Out in the hall, the place smelled of fresh paint. That made it hard for Zeb to know if there were any nightmares close by or not. He scanned the hallway, eyes wide in the dark, ears pricked, tail twitching. Then he saw one.
A velvet pool of darkness lurked along the baseboards, slowly creeping in and out of the shadows made by the streetlight shining through the trees out the window. It was a clever nightmare, trying to blend in with those wind-tossed patches of shadow. Zeb pretended he didn’t see it gradually moving closer and closer to Leisl’s bedroom door.
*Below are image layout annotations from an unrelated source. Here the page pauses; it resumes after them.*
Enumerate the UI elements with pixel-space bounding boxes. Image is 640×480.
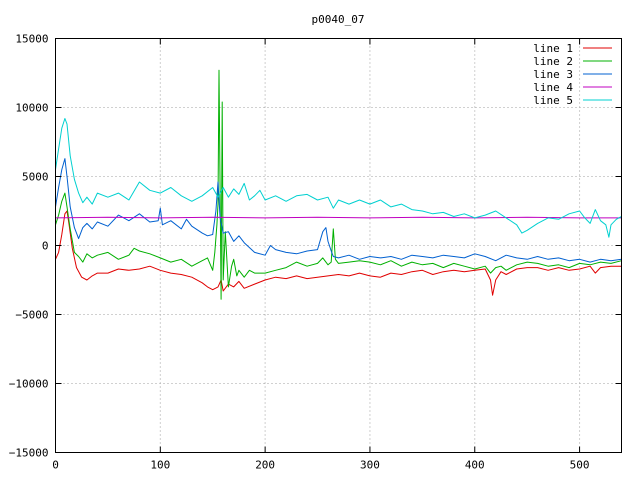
y-tick-label: −15000 bbox=[9, 447, 49, 460]
legend-label: line 1 bbox=[533, 42, 573, 55]
legend-label: line 3 bbox=[533, 68, 573, 81]
x-tick-label: 400 bbox=[465, 459, 485, 472]
x-tick-label: 100 bbox=[150, 459, 170, 472]
series-line-1 bbox=[55, 210, 622, 296]
series-line-2 bbox=[55, 69, 622, 300]
y-tick-label: 5000 bbox=[22, 171, 49, 184]
y-tick-label: 15000 bbox=[15, 33, 48, 46]
y-tick-label: −5000 bbox=[15, 309, 48, 322]
series-line-4 bbox=[55, 216, 622, 219]
axis-ticks: 0 100 200 300 400 500 −15000 −10000 −5000 0 5000 10… bbox=[9, 33, 622, 472]
legend-label: line 4 bbox=[533, 81, 573, 94]
series-line-5 bbox=[55, 118, 622, 238]
x-tick-label: 0 bbox=[52, 459, 59, 472]
series-line-3 bbox=[55, 158, 622, 263]
x-tick-label: 200 bbox=[255, 459, 275, 472]
chart-title: p0040_07 bbox=[312, 13, 365, 26]
legend-label: line 5 bbox=[533, 94, 573, 107]
series-group bbox=[55, 69, 622, 300]
legend-label: line 2 bbox=[533, 55, 573, 68]
y-tick-label: 10000 bbox=[15, 102, 48, 115]
x-tick-label: 300 bbox=[360, 459, 380, 472]
grid bbox=[55, 38, 622, 453]
x-tick-label: 500 bbox=[570, 459, 590, 472]
y-tick-label: 0 bbox=[42, 240, 49, 253]
y-tick-label: −10000 bbox=[9, 378, 49, 391]
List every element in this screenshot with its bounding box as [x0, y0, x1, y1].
When the nightmare paused, as if finally realizing there was a cat in the hall, Zeb pounced.
The nightmare had been ready. It streaked down the hall with Zeb just behind it, racing over the floor, it’s misty black shape sometimes rat-like, sometimes snake-like, sometimes with wings of bat or bird, it was all the dark creatures of the world rolled into one. A claw shot out from the blackest part and snatched at the stair railing to make a sharp turn. Zeb skidded on the hall floor, then streaked down the stairs after it.
The nightmare made straight for the front door. Zeb watched it squeeze under the small crack and disappear. A cat-grin spread across Zeb’s face. That might have worked in Zeb’s last house, but this house had a cat door. That nightmare was going down.
Zeb leapt through the cat door, leaving it swinging behind him. Out in the windy night, the howling air filled his ears, so he flattened them back against his head and used his eyes and his nose to find where the nightmare had run to. He spotted it puddled among the roots of a tree, moving like a careless fog, just shifting a little.
Zeb slid into the hedge and moved silently along the outside wall of the house. As he got closer to the nightmare, it showed no sign that it had seen him. Closer, closer, close enough to strike, Zeb curled up and got ready to spring.